El paisaje está constituido por unas enormes rocas de forma
casi cilíndrica en cuya cresta se alzan monasterios ortodoxos. Parece que la teoría
más consistente afirma que son restos geológicos de lugares invadidos por el agua
(en forma de desembocadura de río o de mar) que han solidificado y que guardan
restos visibles de elementos marinos. A la vista de lo que pude ver, no me
parece desencaminada esta hipótesis. Sería suficiente la contemplación de tal
maravilla natural para acudir hasta Meteora y dejarse llevar una vez más por
las ensoñaciones (en este caso en forma de naturaleza) que aquello despierta en
la imaginación de cualquiera. Por si fuera poco, se han separado unas de otras
y han quedado algunas como testigos y centinelas aislados, desafiando al cielo
y contemplando lo lejano y hondo del suelo, la llanura que se extiende a sus
pies y la soledad y el silencio que albergan allá en lo alto. No era difícil
tejer aquel paraje, tan racional y científico, pero tan alejado del paso del
tiempo biológico, con lo que habíamos dejado atrás en lo mítico de Delfos.
Cuando la razón y los sentidos no abarcan, todo se torna confuso y propicio a
la imaginación.
Por si esto fuera poco, en lo alto de estos enormes cilindros
pétreos se han construido varios monasterios ortodoxos que siguen habitados por
monjes y monjas de esta religión.
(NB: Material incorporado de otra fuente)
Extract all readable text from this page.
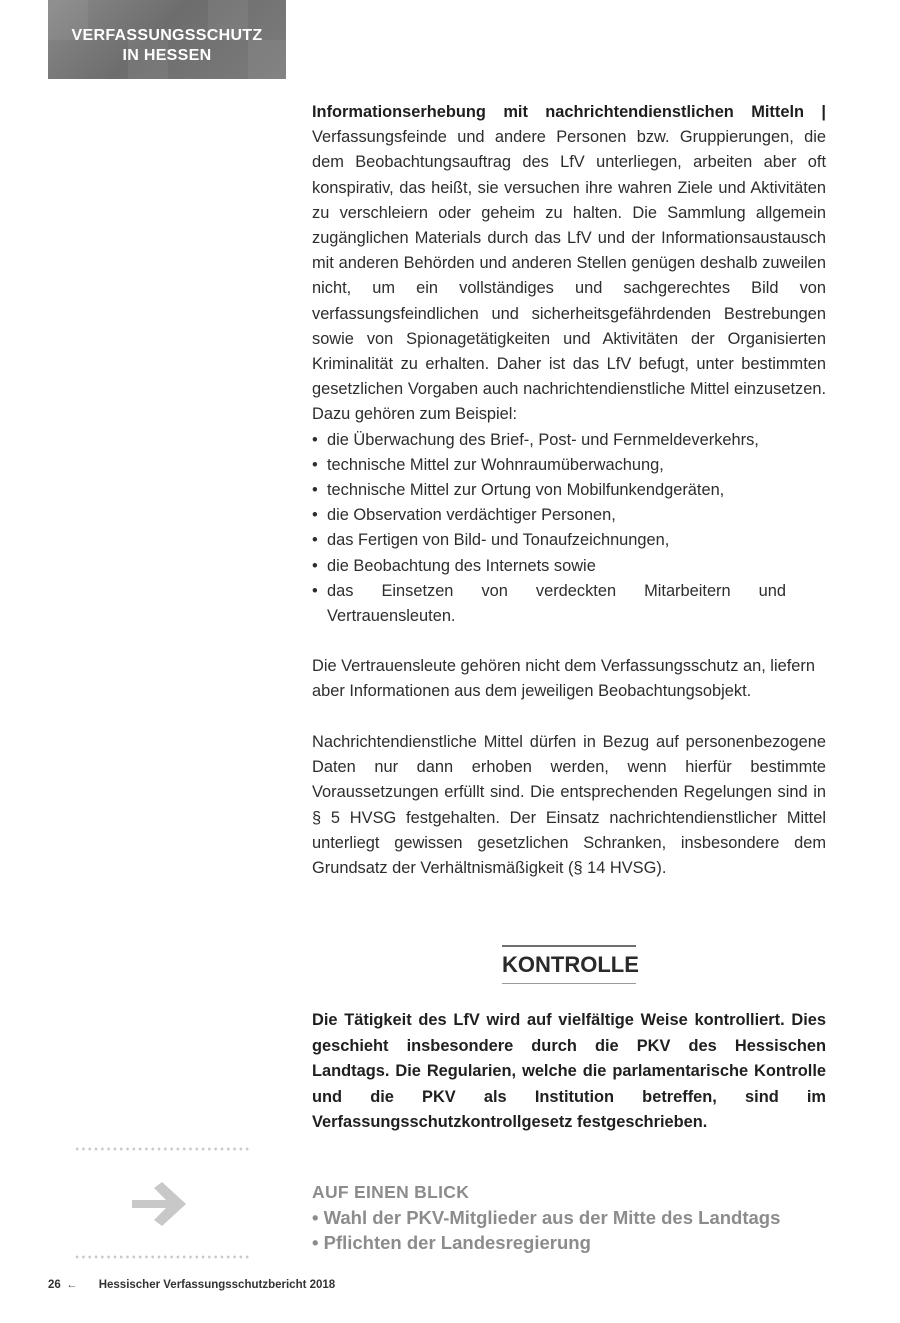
VERFASSUNGSSCHUTZ
IN HESSEN

Informationserhebung mit nachrichtendienstlichen Mitteln | Verfassungsfeinde und andere Personen bzw. Gruppierungen, die dem Beobachtungsauftrag des LfV unterliegen, arbeiten aber oft konspirativ, das heißt, sie versuchen ihre wahren Ziele und Aktivitäten zu verschleiern oder geheim zu halten. Die Sammlung allgemein zugänglichen Materials durch das LfV und der Informationsaustausch mit anderen Behörden und anderen Stellen genügen deshalb zuweilen nicht, um ein vollständiges und sachgerechtes Bild von verfassungsfeindlichen und sicherheitsgefährdenden Bestrebungen sowie von Spionagetätigkeiten und Aktivitäten der Organisierten Kriminalität zu erhalten. Daher ist das LfV befugt, unter bestimmten gesetzlichen Vorgaben auch nachrichtendienstliche Mittel einzusetzen. Dazu gehören zum Beispiel:

• die Überwachung des Brief-, Post- und Fernmeldeverkehrs,
• technische Mittel zur Wohnraumüberwachung,
• technische Mittel zur Ortung von Mobilfunkendgeräten,
• die Observation verdächtiger Personen,
• das Fertigen von Bild- und Tonaufzeichnungen,
• die Beobachtung des Internets sowie
• das Einsetzen von verdeckten Mitarbeitern und Vertrauensleuten.

Die Vertrauensleute gehören nicht dem Verfassungsschutz an, liefern aber Informationen aus dem jeweiligen Beobachtungsobjekt.

Nachrichtendienstliche Mittel dürfen in Bezug auf personenbezogene Daten nur dann erhoben werden, wenn hierfür bestimmte Voraussetzungen erfüllt sind. Die entsprechenden Regelungen sind in § 5 HVSG festgehalten. Der Einsatz nachrichtendienstlicher Mittel unterliegt gewissen gesetzlichen Schranken, insbesondere dem Grundsatz der Verhältnismäßigkeit (§ 14 HVSG).

KONTROLLE

Die Tätigkeit des LfV wird auf vielfältige Weise kontrolliert. Dies geschieht insbesondere durch die PKV des Hessischen Landtags. Die Regularien, welche die parlamentarische Kontrolle und die PKV als Institution betreffen, sind im Verfassungsschutzkontrollgesetz festgeschrieben.

AUF EINEN BLICK
• Wahl der PKV-Mitglieder aus der Mitte des Landtags
• Pflichten der Landesregierung
26 ← Hessischer Verfassungsschutzbericht 2018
Hasta ellos se asciende por escaleras de
piedra excavadas en las rocas, desafiantes de enormes precipicios.
Para mí resultó inevitable rememorar mis visitas a Athos,
aquella península, también griega, en el noreste del país, donde se alza una
veintena de monasterios masculinos con unas características muy especiales.
Geográficamente tienen muy poco que ver unos con otros. Apenas tal vez un poco el
monasterio de Simonos Petras, colgado en la roca y mirando al mar. Aquí son
todos los que están subidos en lo más alto de las inmensas rocas. Esto les
concede un atractivo especial para la vista y para la evocación religiosa.
Los monasterios de Meteora tienen una larga historia cada uno
y en conjunto, y vienen a representar la muestra de esa vida retirada del mundo
en busca de una perfección espiritual diferente. En principio son personales y
eremitorios, y después de hacen colectivos. Me contaron que las vocaciones no
eran tantas ahora como en otros tiempos; algo muy diferente a lo que sucede en
Athos, donde los aspirantes han de pasar por numerosas pruebas de acceso. A
diferencia de lo que sucede en Athos, tan ridículamente celoso de los elementos
sexuales, aquí existe al menos un convento femenino con unas treinta monjas.
La riqueza arquitectónica de los conventos ortodoxos es
evidente. Me causó sorpresa agradable el grado de conservación y hasta de
modernidad de los dos que visitamos. En el centro siempre el Catolicón, su
iglesia repleta de decoración y de elementos religiosos. Curioso el nombre de
Catolicón en una iglesia ortodoxa. Cosas del vocabulario.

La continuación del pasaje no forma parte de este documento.